孤独で毎日誰かに怯える日々だったそんな私を

いつも笑って受け入れてくれた唯一の人

でも私を暗闇から光の方へ導いてくれた彼はもういない



・・・時が過ぎるのがあまりにも早すぎる・・・ライラが死んでもう四年がたってしまった。

リタはすくすく成長し今は絶賛反抗期中だ。


怒る時に目を見開いき頬を染め口を尖らせる仕草はライラそっくりでやっぱり遺伝なのかなと思ってしまう。


もし彼が生きていたのなら大笑いしてリタに便乗して私をからかうのだろう。

三人で暮らしたのは3ヶ月ちょっとだけど、あの時間は凄い幸せだった。


リタは父親がどんな人か知らない。リタが生まれ三ヵ月後には戦場に行ってしまったからだ。

このあいだも「ねーママ。パパはどこ?」と聞くようになった。


私は「パパは遠くいるの」とはぐらかしてしまう。

「いつか帰ってくる?」にたいしては「いつか帰ってくるよ」と嘘をついてしまった。


「本当?」


「うん…リタがいい子にしてたらね。だから早くご飯たべようね。」

なんであんな嘘をついてしまったんだろう。


そんなのわかっている。私がまだあの人の死を受け止められていないからだ。


骸城討伐・種族統一戦争…いつだって彼は私のもとに帰ってきた。


だけど今回は冷たく固まった遺体で戻ってきたが私は彼の遺体を見ることは出来なかった。
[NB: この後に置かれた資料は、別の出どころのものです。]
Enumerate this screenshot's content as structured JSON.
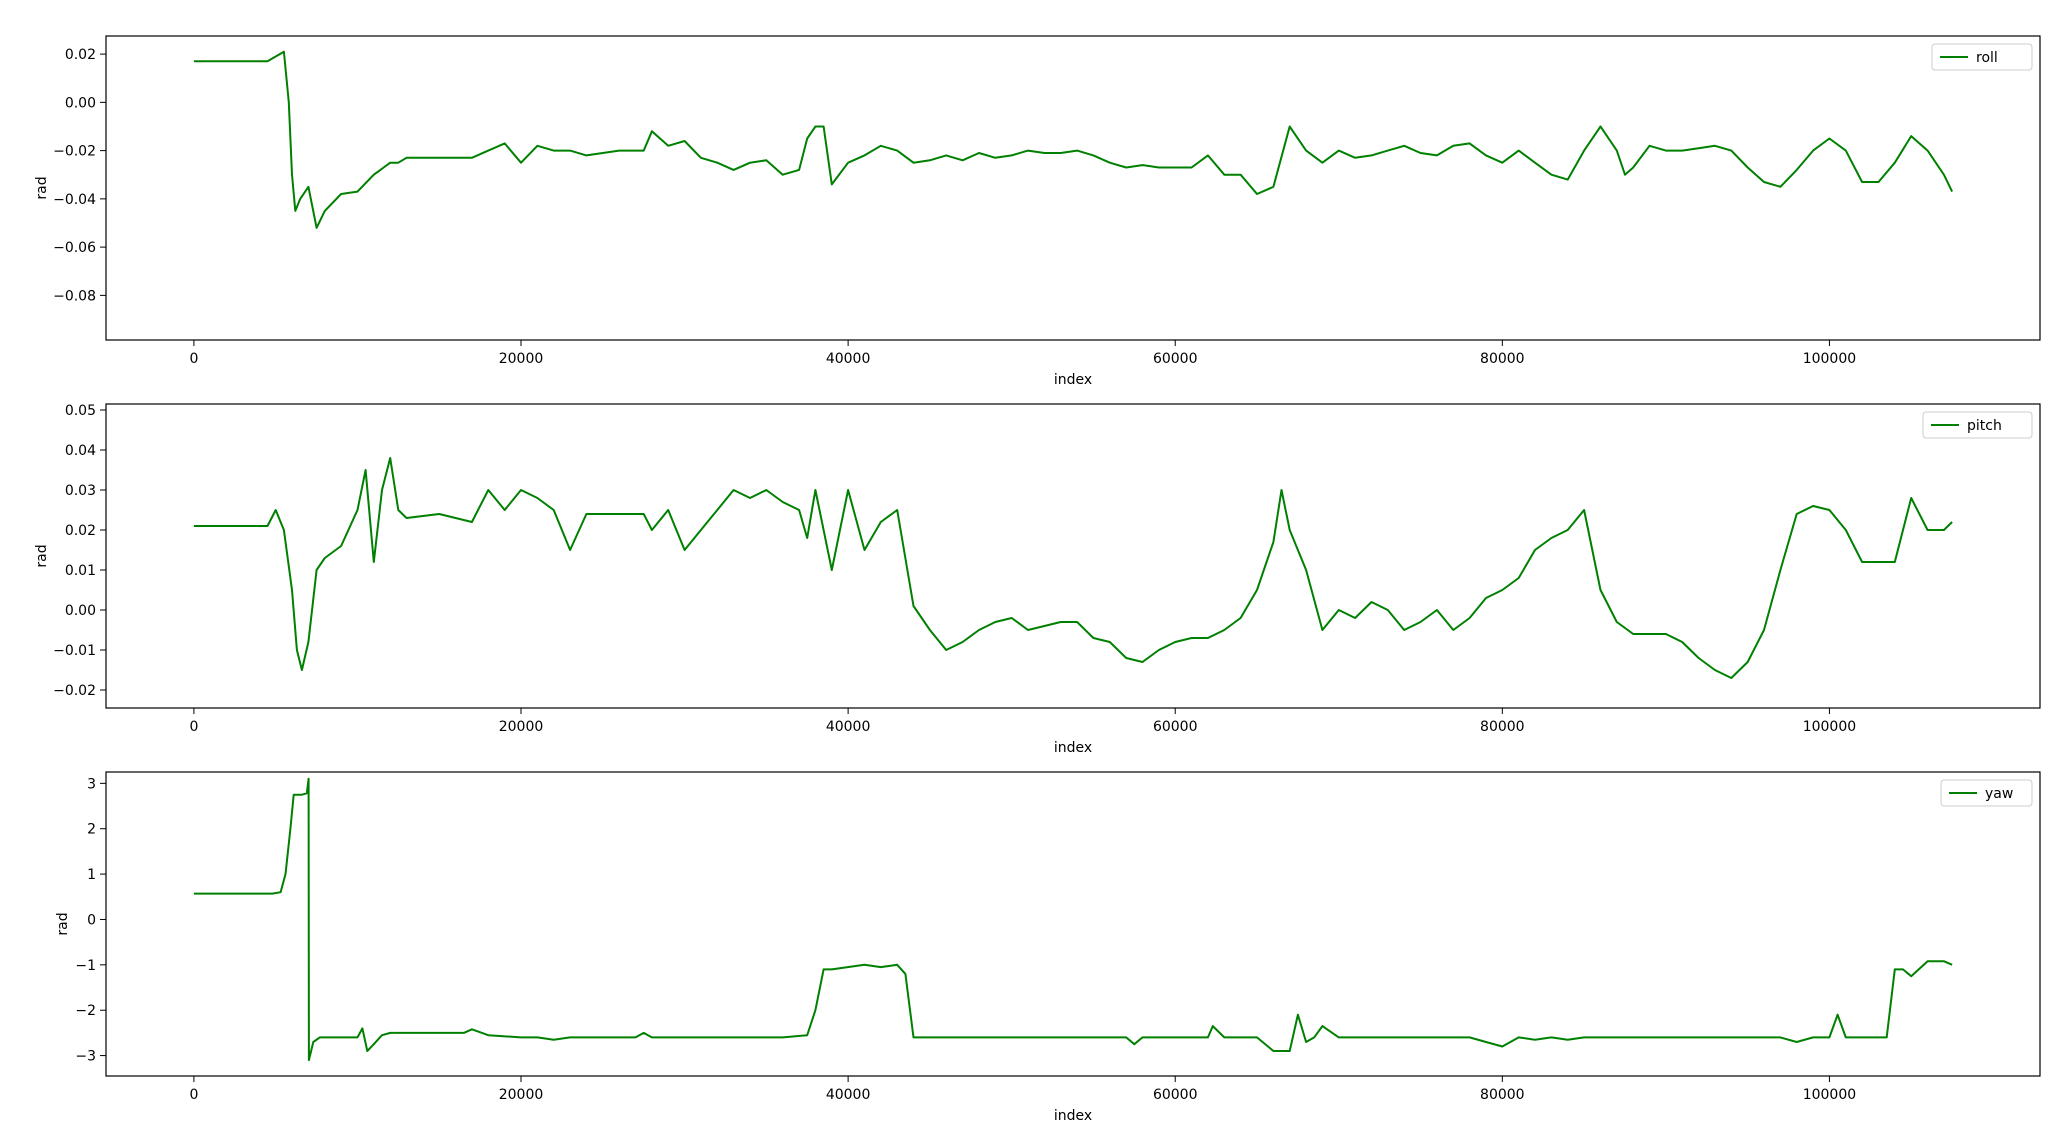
{
  "colors": {
    "line": "#008000",
    "axes": "#000000",
    "background": "#ffffff"
  },
  "chart_data": [
    {
      "type": "line",
      "title": "",
      "xlabel": "index",
      "ylabel": "rad",
      "xlim": [
        -5375,
        112875
      ],
      "ylim": [
        -0.0985,
        0.0275
      ],
      "xticks": [
        0,
        20000,
        40000,
        60000,
        80000,
        100000
      ],
      "xtick_labels": [
        "0",
        "20000",
        "40000",
        "60000",
        "80000",
        "100000"
      ],
      "yticks": [
        0.02,
        0.0,
        -0.02,
        -0.04,
        -0.06,
        -0.08
      ],
      "ytick_labels": [
        "0.02",
        "0.00",
        "−0.02",
        "−0.04",
        "−0.06",
        "−0.08"
      ],
      "grid": false,
      "legend": "upper right",
      "series": [
        {
          "name": "roll",
          "x": [
            0,
            2000,
            4500,
            5000,
            5500,
            5800,
            6000,
            6200,
            6500,
            7000,
            7500,
            8000,
            9000,
            10000,
            11000,
            12000,
            12500,
            13000,
            15000,
            17000,
            18000,
            19000,
            20000,
            21000,
            22000,
            23000,
            24000,
            26000,
            27500,
            28000,
            29000,
            30000,
            31000,
            32000,
            33000,
            34000,
            35000,
            36000,
            37000,
            37500,
            38000,
            38500,
            39000,
            40000,
            41000,
            42000,
            43000,
            44000,
            45000,
            46000,
            47000,
            48000,
            49000,
            50000,
            51000,
            52000,
            53000,
            54000,
            55000,
            56000,
            57000,
            58000,
            59000,
            60000,
            61000,
            62000,
            63000,
            64000,
            65000,
            66000,
            67000,
            68000,
            69000,
            70000,
            71000,
            72000,
            73000,
            74000,
            75000,
            76000,
            77000,
            78000,
            79000,
            80000,
            81000,
            82000,
            83000,
            84000,
            85000,
            86000,
            87000,
            87500,
            88000,
            89000,
            90000,
            91000,
            92000,
            93000,
            94000,
            95000,
            96000,
            97000,
            98000,
            99000,
            100000,
            101000,
            102000,
            103000,
            104000,
            105000,
            106000,
            107000,
            107500
          ],
          "y": [
            0.017,
            0.017,
            0.017,
            0.019,
            0.021,
            0.0,
            -0.03,
            -0.045,
            -0.04,
            -0.035,
            -0.052,
            -0.045,
            -0.038,
            -0.037,
            -0.03,
            -0.025,
            -0.025,
            -0.023,
            -0.023,
            -0.023,
            -0.02,
            -0.017,
            -0.025,
            -0.018,
            -0.02,
            -0.02,
            -0.022,
            -0.02,
            -0.02,
            -0.012,
            -0.018,
            -0.016,
            -0.023,
            -0.025,
            -0.028,
            -0.025,
            -0.024,
            -0.03,
            -0.028,
            -0.015,
            -0.01,
            -0.01,
            -0.034,
            -0.025,
            -0.022,
            -0.018,
            -0.02,
            -0.025,
            -0.024,
            -0.022,
            -0.024,
            -0.021,
            -0.023,
            -0.022,
            -0.02,
            -0.021,
            -0.021,
            -0.02,
            -0.022,
            -0.025,
            -0.027,
            -0.026,
            -0.027,
            -0.027,
            -0.027,
            -0.022,
            -0.03,
            -0.03,
            -0.038,
            -0.035,
            -0.01,
            -0.02,
            -0.025,
            -0.02,
            -0.023,
            -0.022,
            -0.02,
            -0.018,
            -0.021,
            -0.022,
            -0.018,
            -0.017,
            -0.022,
            -0.025,
            -0.02,
            -0.025,
            -0.03,
            -0.032,
            -0.02,
            -0.01,
            -0.02,
            -0.03,
            -0.027,
            -0.018,
            -0.02,
            -0.02,
            -0.019,
            -0.018,
            -0.02,
            -0.027,
            -0.033,
            -0.035,
            -0.028,
            -0.02,
            -0.015,
            -0.02,
            -0.033,
            -0.033,
            -0.025,
            -0.014,
            -0.02,
            -0.03,
            -0.037
          ]
        }
      ]
    },
    {
      "type": "line",
      "title": "",
      "xlabel": "index",
      "ylabel": "rad",
      "xlim": [
        -5375,
        112875
      ],
      "ylim": [
        -0.0245,
        0.0515
      ],
      "xticks": [
        0,
        20000,
        40000,
        60000,
        80000,
        100000
      ],
      "xtick_labels": [
        "0",
        "20000",
        "40000",
        "60000",
        "80000",
        "100000"
      ],
      "yticks": [
        0.05,
        0.04,
        0.03,
        0.02,
        0.01,
        0.0,
        -0.01,
        -0.02
      ],
      "ytick_labels": [
        "0.05",
        "0.04",
        "0.03",
        "0.02",
        "0.01",
        "0.00",
        "−0.01",
        "−0.02"
      ],
      "grid": false,
      "legend": "upper right",
      "series": [
        {
          "name": "pitch",
          "x": [
            0,
            2000,
            4500,
            5000,
            5500,
            6000,
            6300,
            6600,
            7000,
            7500,
            8000,
            9000,
            10000,
            10500,
            11000,
            11500,
            12000,
            12500,
            13000,
            15000,
            17000,
            18000,
            19000,
            20000,
            21000,
            22000,
            23000,
            24000,
            26000,
            27500,
            28000,
            29000,
            30000,
            31000,
            32000,
            33000,
            34000,
            35000,
            36000,
            37000,
            37500,
            38000,
            38500,
            39000,
            40000,
            41000,
            42000,
            43000,
            44000,
            45000,
            46000,
            47000,
            48000,
            49000,
            50000,
            51000,
            52000,
            53000,
            54000,
            55000,
            56000,
            57000,
            58000,
            59000,
            60000,
            61000,
            62000,
            63000,
            64000,
            65000,
            66000,
            66500,
            67000,
            68000,
            69000,
            70000,
            71000,
            72000,
            73000,
            74000,
            75000,
            76000,
            77000,
            78000,
            79000,
            80000,
            81000,
            82000,
            83000,
            84000,
            85000,
            86000,
            87000,
            88000,
            89000,
            90000,
            91000,
            92000,
            93000,
            94000,
            95000,
            96000,
            97000,
            98000,
            99000,
            100000,
            101000,
            102000,
            103000,
            104000,
            105000,
            106000,
            107000,
            107500
          ],
          "y": [
            0.021,
            0.021,
            0.021,
            0.025,
            0.02,
            0.005,
            -0.01,
            -0.015,
            -0.008,
            0.01,
            0.013,
            0.016,
            0.025,
            0.035,
            0.012,
            0.03,
            0.038,
            0.025,
            0.023,
            0.024,
            0.022,
            0.03,
            0.025,
            0.03,
            0.028,
            0.025,
            0.015,
            0.024,
            0.024,
            0.024,
            0.02,
            0.025,
            0.015,
            0.02,
            0.025,
            0.03,
            0.028,
            0.03,
            0.027,
            0.025,
            0.018,
            0.03,
            0.02,
            0.01,
            0.03,
            0.015,
            0.022,
            0.025,
            0.001,
            -0.005,
            -0.01,
            -0.008,
            -0.005,
            -0.003,
            -0.002,
            -0.005,
            -0.004,
            -0.003,
            -0.003,
            -0.007,
            -0.008,
            -0.012,
            -0.013,
            -0.01,
            -0.008,
            -0.007,
            -0.007,
            -0.005,
            -0.002,
            0.005,
            0.017,
            0.03,
            0.02,
            0.01,
            -0.005,
            0.0,
            -0.002,
            0.002,
            0.0,
            -0.005,
            -0.003,
            0.0,
            -0.005,
            -0.002,
            0.003,
            0.005,
            0.008,
            0.015,
            0.018,
            0.02,
            0.025,
            0.005,
            -0.003,
            -0.006,
            -0.006,
            -0.006,
            -0.008,
            -0.012,
            -0.015,
            -0.017,
            -0.013,
            -0.005,
            0.01,
            0.024,
            0.026,
            0.025,
            0.02,
            0.012,
            0.012,
            0.012,
            0.028,
            0.02,
            0.02,
            0.022
          ]
        }
      ]
    },
    {
      "type": "line",
      "title": "",
      "xlabel": "index",
      "ylabel": "rad",
      "xlim": [
        -5375,
        112875
      ],
      "ylim": [
        -3.45,
        3.25
      ],
      "xticks": [
        0,
        20000,
        40000,
        60000,
        80000,
        100000
      ],
      "xtick_labels": [
        "0",
        "20000",
        "40000",
        "60000",
        "80000",
        "100000"
      ],
      "yticks": [
        3,
        2,
        1,
        0,
        -1,
        -2,
        -3
      ],
      "ytick_labels": [
        "3",
        "2",
        "1",
        "0",
        "−1",
        "−2",
        "−3"
      ],
      "grid": false,
      "legend": "upper right",
      "series": [
        {
          "name": "yaw",
          "x": [
            0,
            2000,
            4800,
            5300,
            5600,
            5900,
            6100,
            6300,
            6600,
            6900,
            7010,
            7030,
            7100,
            7300,
            7700,
            8000,
            9000,
            10000,
            10300,
            10600,
            11000,
            11500,
            12000,
            13000,
            15000,
            16500,
            17000,
            18000,
            20000,
            21000,
            22000,
            23000,
            25000,
            27000,
            27500,
            28000,
            29000,
            30000,
            32000,
            34000,
            36000,
            37500,
            38000,
            38500,
            39000,
            41000,
            42000,
            43000,
            43500,
            44000,
            45000,
            50000,
            55000,
            57000,
            57500,
            58000,
            60000,
            62000,
            62300,
            63000,
            64000,
            65000,
            66000,
            66500,
            67000,
            67500,
            68000,
            68500,
            69000,
            70000,
            75000,
            78000,
            79000,
            80000,
            81000,
            82000,
            83000,
            84000,
            85000,
            90000,
            95000,
            97000,
            98000,
            99000,
            100000,
            100500,
            101000,
            102000,
            103000,
            103500,
            104000,
            104500,
            105000,
            106000,
            107000,
            107500
          ],
          "y": [
            0.57,
            0.57,
            0.57,
            0.6,
            1.0,
            2.0,
            2.75,
            2.75,
            2.75,
            2.78,
            3.1,
            -3.1,
            -3.0,
            -2.7,
            -2.6,
            -2.6,
            -2.6,
            -2.6,
            -2.4,
            -2.9,
            -2.75,
            -2.55,
            -2.5,
            -2.5,
            -2.5,
            -2.5,
            -2.42,
            -2.55,
            -2.6,
            -2.6,
            -2.65,
            -2.6,
            -2.6,
            -2.6,
            -2.5,
            -2.6,
            -2.6,
            -2.6,
            -2.6,
            -2.6,
            -2.6,
            -2.55,
            -2.0,
            -1.1,
            -1.1,
            -1.0,
            -1.05,
            -1.0,
            -1.2,
            -2.6,
            -2.6,
            -2.6,
            -2.6,
            -2.6,
            -2.75,
            -2.6,
            -2.6,
            -2.6,
            -2.35,
            -2.6,
            -2.6,
            -2.6,
            -2.9,
            -2.9,
            -2.9,
            -2.1,
            -2.7,
            -2.6,
            -2.35,
            -2.6,
            -2.6,
            -2.6,
            -2.7,
            -2.8,
            -2.6,
            -2.65,
            -2.6,
            -2.65,
            -2.6,
            -2.6,
            -2.6,
            -2.6,
            -2.7,
            -2.6,
            -2.6,
            -2.1,
            -2.6,
            -2.6,
            -2.6,
            -2.6,
            -1.1,
            -1.1,
            -1.25,
            -0.92,
            -0.92,
            -1.0
          ]
        }
      ]
    }
  ]
}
遺体はとても見せられる状態じゃなく体中の腐敗と毒の二次感染を防ぐために早急に埋葬された。

私たちが彼と再開したのは彼の真新しい石碑だった。


石碑の前では涙はでなかった。

本当に悲しいと涙は流れないだなと思った。

震えた手でしっかりとリタを抱え、ただただ石碑を見つめる。


・・・ごめんなアイネ。リタを頼む。


きっと彼ならこう言うのだろう。


大丈夫・・・リタは必ず私が守る。

だがら遠くで私たちを見守ってて。



あの誓いから四年たってもライラを忘れた日なんて一度もない


・・・一度もないから彼の死を受け入れられないのだろうか、もしかしたらひょっこりと子供みたいな笑顔で帰っててこないだろうか。


リタにあんなを嘘言ってしまった。

リタにはいずれちゃんと言わないといけない日がきっとくる。

大丈夫きっと理解してくれる・・・だってリタは私の子供なのだから。